Ein alter Gartenschatz

Im April beginnt die Blütezeit der Aurikel − ein unscheinbarer Gartenschatz, dem Gabriella Pape in ihrem aktuellen GartenbuchWarum blüht mein Flieder nicht?” besondere Aufmerksamkeit schenkt:

Aurical
Die Aurikel, ein unscheinbarer Gartenschatz
Aurikeln (Auricula)
Aurikelblüten in leuchtenden Farben

“Ich möchte Ihnen eine außergewöhnlich zauberhafte Pflanze ans Herz legen: die Aurikel. Dass diese arme Pflanze auf Deutsch Bastard-Aurikel heißt, lässt die Dame natürlich auf den ersten Blick nicht sehr attraktiv erscheinen. Nennen wir sie einfach nur Aurikel und schon wissen auch die Gärtner in Ihrer Gärtnerei, was Sie meinen. Ihr botanischer Name ist Primula × pubescens und sie ist eine Hybride aus zwei Primel-Arten, der Alpenaurikel Primula auricula und der Behaarten Primel Primula hirsuta. In den Gärten Europas wird sie schon seit dem 16. Jahrhundert gezüchtet und kultiviert. Die Blätter sind weich behaart und oft mit einer grauen schleierartigen Schicht überzogen, die sich leicht mit dem Finger entfernen lässt.
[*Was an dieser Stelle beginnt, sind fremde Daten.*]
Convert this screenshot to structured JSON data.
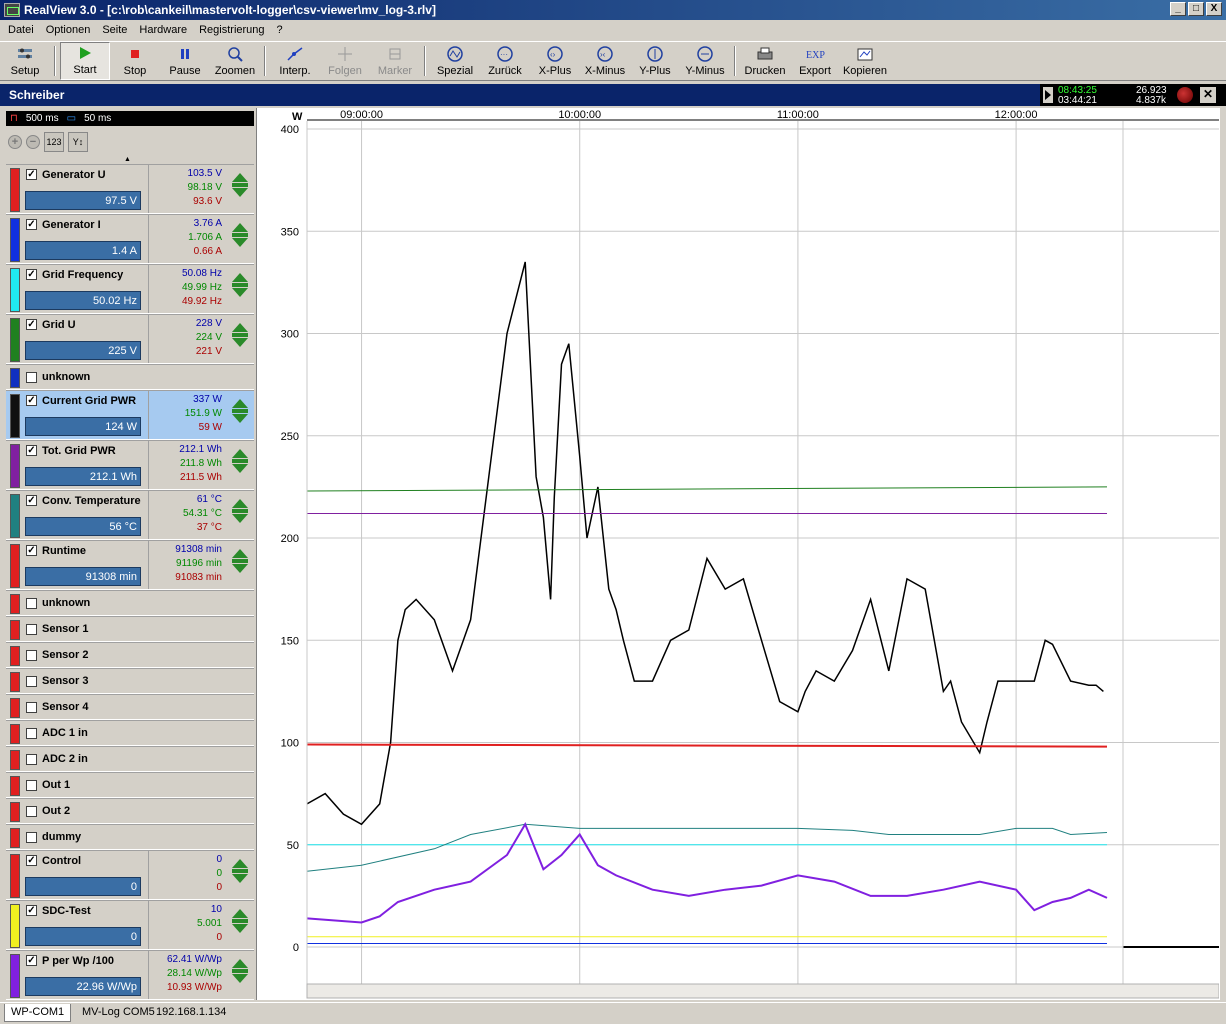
{
  "window": {
    "title": "RealView 3.0 - [c:\\rob\\cankeil\\mastervolt-logger\\csv-viewer\\mv_log-3.rlv]",
    "buttons": [
      "_",
      "□",
      "X"
    ]
  },
  "menu": [
    "Datei",
    "Optionen",
    "Seite",
    "Hardware",
    "Registrierung",
    "?"
  ],
  "toolbar": [
    {
      "label": "Setup",
      "icon": "setup-icon"
    },
    {
      "label": "Start",
      "icon": "play-icon",
      "pressed": true
    },
    {
      "label": "Stop",
      "icon": "stop-icon"
    },
    {
      "label": "Pause",
      "icon": "pause-icon"
    },
    {
      "label": "Zoomen",
      "icon": "zoom-icon"
    },
    {
      "label": "Interp.",
      "icon": "interp-icon"
    },
    {
      "label": "Folgen",
      "icon": "follow-icon",
      "disabled": true
    },
    {
      "label": "Marker",
      "icon": "marker-icon",
      "disabled": true
    },
    {
      "label": "Spezial",
      "icon": "special-icon"
    },
    {
      "label": "Zurück",
      "icon": "back-icon"
    },
    {
      "label": "X-Plus",
      "icon": "x-plus-icon"
    },
    {
      "label": "X-Minus",
      "icon": "x-minus-icon"
    },
    {
      "label": "Y-Plus",
      "icon": "y-plus-icon"
    },
    {
      "label": "Y-Minus",
      "icon": "y-minus-icon"
    },
    {
      "label": "Drucken",
      "icon": "print-icon"
    },
    {
      "label": "Export",
      "icon": "export-icon"
    },
    {
      "label": "Kopieren",
      "icon": "copy-icon"
    }
  ],
  "schreiber": {
    "title": "Schreiber",
    "time1": "08:43:25",
    "time2": "03:44:21",
    "val1": "26.923",
    "val2": "4.837k"
  },
  "rates": {
    "sample": "500 ms",
    "display": "50 ms"
  },
  "channels": [
    {
      "name": "Generator U",
      "checked": true,
      "color": "#e02020",
      "value": "97.5 V",
      "max": "103.5 V",
      "avg": "98.18 V",
      "min": "93.6 V",
      "big": true
    },
    {
      "name": "Generator I",
      "checked": true,
      "color": "#1030e0",
      "value": "1.4 A",
      "max": "3.76 A",
      "avg": "1.706 A",
      "min": "0.66 A",
      "big": true
    },
    {
      "name": "Grid Frequency",
      "checked": true,
      "color": "#20e8f0",
      "value": "50.02 Hz",
      "max": "50.08 Hz",
      "avg": "49.99 Hz",
      "min": "49.92 Hz",
      "big": true
    },
    {
      "name": "Grid U",
      "checked": true,
      "color": "#208020",
      "value": "225 V",
      "max": "228 V",
      "avg": "224 V",
      "min": "221 V",
      "big": true
    },
    {
      "name": "unknown",
      "checked": false,
      "color": "#1030c0",
      "big": false
    },
    {
      "name": "Current Grid PWR",
      "checked": true,
      "color": "#101010",
      "value": "124 W",
      "max": "337 W",
      "avg": "151.9 W",
      "min": "59 W",
      "big": true,
      "highlight": true
    },
    {
      "name": "Tot. Grid PWR",
      "checked": true,
      "color": "#8020a0",
      "value": "212.1 Wh",
      "max": "212.1 Wh",
      "avg": "211.8 Wh",
      "min": "211.5 Wh",
      "big": true
    },
    {
      "name": "Conv. Temperature",
      "checked": true,
      "color": "#208080",
      "value": "56 °C",
      "max": "61 °C",
      "avg": "54.31 °C",
      "min": "37 °C",
      "big": true
    },
    {
      "name": "Runtime",
      "checked": true,
      "color": "#e02020",
      "value": "91308 min",
      "max": "91308 min",
      "avg": "91196 min",
      "min": "91083 min",
      "big": true
    },
    {
      "name": "unknown",
      "checked": false,
      "color": "#e02020",
      "big": false
    },
    {
      "name": "Sensor 1",
      "checked": false,
      "color": "#e02020",
      "big": false
    },
    {
      "name": "Sensor 2",
      "checked": false,
      "color": "#e02020",
      "big": false
    },
    {
      "name": "Sensor 3",
      "checked": false,
      "color": "#e02020",
      "big": false
    },
    {
      "name": "Sensor 4",
      "checked": false,
      "color": "#e02020",
      "big": false
    },
    {
      "name": "ADC 1 in",
      "checked": false,
      "color": "#e02020",
      "big": false
    },
    {
      "name": "ADC 2 in",
      "checked": false,
      "color": "#e02020",
      "big": false
    },
    {
      "name": "Out 1",
      "checked": false,
      "color": "#e02020",
      "big": false
    },
    {
      "name": "Out 2",
      "checked": false,
      "color": "#e02020",
      "big": false
    },
    {
      "name": "dummy",
      "checked": false,
      "color": "#e02020",
      "big": false
    },
    {
      "name": "Control",
      "checked": true,
      "color": "#e02020",
      "value": "0",
      "max": "0",
      "avg": "0",
      "min": "0",
      "big": true
    },
    {
      "name": "SDC-Test",
      "checked": true,
      "color": "#f0f020",
      "value": "0",
      "max": "10",
      "avg": "5.001",
      "min": "0",
      "big": true
    },
    {
      "name": "P per Wp /100",
      "checked": true,
      "color": "#8020e0",
      "value": "22.96 W/Wp",
      "max": "62.41 W/Wp",
      "avg": "28.14 W/Wp",
      "min": "10.93 W/Wp",
      "big": true
    }
  ],
  "chart_data": {
    "type": "line",
    "ylabel": "W",
    "ylim": [
      0,
      400
    ],
    "yticks": [
      "400",
      "350",
      "300",
      "250",
      "200",
      "150",
      "100",
      "50",
      "0"
    ],
    "xlim": [
      "08:45:00",
      "12:25:00"
    ],
    "xticks": [
      "09:00:00",
      "10:00:00",
      "11:00:00",
      "12:00:00"
    ],
    "grid": true,
    "series": [
      {
        "name": "Current Grid PWR",
        "color": "#000000",
        "x": [
          "08:45",
          "08:50",
          "08:55",
          "09:00",
          "09:05",
          "09:08",
          "09:10",
          "09:12",
          "09:15",
          "09:20",
          "09:25",
          "09:30",
          "09:35",
          "09:40",
          "09:45",
          "09:48",
          "09:50",
          "09:52",
          "09:53",
          "09:55",
          "09:57",
          "10:00",
          "10:02",
          "10:05",
          "10:08",
          "10:10",
          "10:12",
          "10:15",
          "10:20",
          "10:25",
          "10:30",
          "10:35",
          "10:40",
          "10:45",
          "10:50",
          "10:55",
          "11:00",
          "11:02",
          "11:05",
          "11:10",
          "11:15",
          "11:20",
          "11:25",
          "11:30",
          "11:35",
          "11:40",
          "11:42",
          "11:45",
          "11:50",
          "11:52",
          "11:55",
          "12:00",
          "12:05",
          "12:08",
          "12:10",
          "12:15",
          "12:20",
          "12:22",
          "12:24"
        ],
        "y": [
          70,
          75,
          65,
          60,
          70,
          100,
          150,
          165,
          170,
          160,
          135,
          160,
          230,
          300,
          335,
          230,
          210,
          170,
          220,
          285,
          295,
          240,
          200,
          225,
          175,
          165,
          150,
          130,
          130,
          150,
          155,
          190,
          175,
          180,
          150,
          120,
          115,
          125,
          135,
          130,
          145,
          170,
          135,
          180,
          175,
          125,
          130,
          110,
          95,
          110,
          130,
          130,
          130,
          150,
          148,
          130,
          128,
          128,
          125
        ]
      },
      {
        "name": "Grid U",
        "color": "#208020",
        "x": [
          "08:45",
          "12:25"
        ],
        "y": [
          223,
          225
        ]
      },
      {
        "name": "Tot. Grid PWR",
        "color": "#8020a0",
        "x": [
          "08:45",
          "12:25"
        ],
        "y": [
          212,
          212
        ]
      },
      {
        "name": "Generator U",
        "color": "#e02020",
        "x": [
          "08:45",
          "12:25"
        ],
        "y": [
          99,
          98
        ]
      },
      {
        "name": "Grid Frequency",
        "color": "#20e8f0",
        "x": [
          "08:45",
          "12:25"
        ],
        "y": [
          50,
          50
        ]
      },
      {
        "name": "Conv. Temperature",
        "color": "#208080",
        "x": [
          "08:45",
          "09:00",
          "09:20",
          "09:30",
          "09:45",
          "10:00",
          "10:30",
          "11:00",
          "11:15",
          "11:25",
          "11:35",
          "11:50",
          "12:00",
          "12:10",
          "12:15",
          "12:25"
        ],
        "y": [
          37,
          40,
          48,
          55,
          60,
          58,
          58,
          58,
          57,
          55,
          55,
          55,
          58,
          58,
          55,
          56
        ]
      },
      {
        "name": "P per Wp /100",
        "color": "#8020e0",
        "x": [
          "08:45",
          "09:00",
          "09:05",
          "09:10",
          "09:20",
          "09:30",
          "09:40",
          "09:45",
          "09:50",
          "09:55",
          "10:00",
          "10:05",
          "10:10",
          "10:20",
          "10:30",
          "10:40",
          "10:50",
          "11:00",
          "11:10",
          "11:20",
          "11:30",
          "11:40",
          "11:50",
          "12:00",
          "12:05",
          "12:10",
          "12:15",
          "12:20",
          "12:25"
        ],
        "y": [
          14,
          12,
          15,
          22,
          28,
          32,
          45,
          60,
          38,
          45,
          55,
          40,
          35,
          28,
          25,
          28,
          30,
          35,
          32,
          25,
          25,
          28,
          32,
          28,
          18,
          22,
          24,
          28,
          24
        ]
      },
      {
        "name": "SDC-Test",
        "color": "#f0f020",
        "x": [
          "08:45",
          "12:25"
        ],
        "y": [
          5,
          5
        ]
      },
      {
        "name": "Generator I",
        "color": "#1030e0",
        "x": [
          "08:45",
          "12:25"
        ],
        "y": [
          1.7,
          1.7
        ]
      }
    ]
  },
  "statusbar": {
    "tab1": "WP-COM1",
    "tab2": "MV-Log COM5",
    "ip": "192.168.1.134"
  }
}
Das Highlight ist natürlich die Blüte, die jetzt beginnt und bis Mai andauern kann, wenn man die Aurikeln nicht in die volle Sonne stellt. Es gibt mittlerweile viele Hunderte von Züchtungen und im Grunde kann man sagen, je aufwendiger die Blüten gestaltet sind, desto weniger winterhart sind die Pflanzen. Die ganz einfachen, einfarbigen, also roten, rosa-, pink- oder lilafarbenen Hybriden sind in der Lage, fast überall in den Gärten zu überwintern. Wir haben in der Gartenakademie vor etwa vier Jahren an einem sehr schattigen Plätzchen unter Spalieräpfeln unverkaufte Restbestände von Aurikeln gepflanzt, die seitdem jedes Jahr zuverlässig wieder erscheinen und in allen Farben blühen. Was sie allerdings in unseren Gefilden nicht schaffen, ist immergrün zu bleiben, oder zumindest bleibt nur ein geringer Teil der Blätter zu sehen. Offensichtlich ist Laubschutz sehr wichtig für ihre Überwinterung im Garten. Also unbedingt im Herbst nicht immer gleich alles gründlich reinigen, sondern ruhig Blätter und anderes Geäst den Winter über den Pflanzen liegenlassen. Das hilft übrigens nicht nur den Aurikeln beim Überleben, sondern ist auch für alle anderen Gartenpflanzen und die Bodenlebewesen – im wahrsten Sinne des Wortes – ein gefundenes Fressen. Die nicht wirklich winterharten Aurikeln sind leider auch die schönsten, wie das oft so ist. Es gibt nämlich wirklich Exemplare, deren Blüten einen fast perfekten dunkelbraunen oder grünen äußeren Kreis beschreiben, der mit einem weißen Puderrand versehen ist. Im Inneren der Blüte zeigt sich dann ein weiterer weißer Ring, der das runde gelbe Honigzentrum umschließt. Diese konzentrischen Ringe gibt es natürlich nicht nur in Braun und Weiß, sondern auch in Gelb, Rot, Grün, Weißbraun, Burgunderrot und anderen Farben.
Allein die aufgehende Knospe dieser Pflanze ist ein wahres Wunder der Natur. Aus einem grünen, kleinen Kelchkrönchen erhebt sich ein Art Mini-Heißluftballon in allen Farben, die in der Natur vorkommen, nur nicht in Blau. Übrigens kommen die Aurikeln ursprünglich aus den Alpen, was auch ihre Winterhärte erklärt.
Interessant finde ich, dass sich diese Blume in Belgien, Holland und vor allem in England als Topfpflanze zu einer hochkarätigen Spezies in der Floristenwelt entwickelt hat, die auch heute noch großes Ansehen genießt und eine riesige Fangemeinde hat. Bei uns hingegen findet sie weitaus weniger bis kaum Beachtung.
Die Aurikel ist eine Lieblingsblume der Queen, und auch viele andere Besitzer großer Landhäuser schmücken ihre walled gardens mit so genannten Aurikeltheatern. Das größte mir bekannte Aurikeltheater steht bei Lord Rothschild in Waddesdon Manor, das im April und Mai auch der Öffentlichkeit zugänglich gemacht wird. Auf jeder seiner etwa zehn Etagen befinden sich über 150 Sorten dieser Gattung.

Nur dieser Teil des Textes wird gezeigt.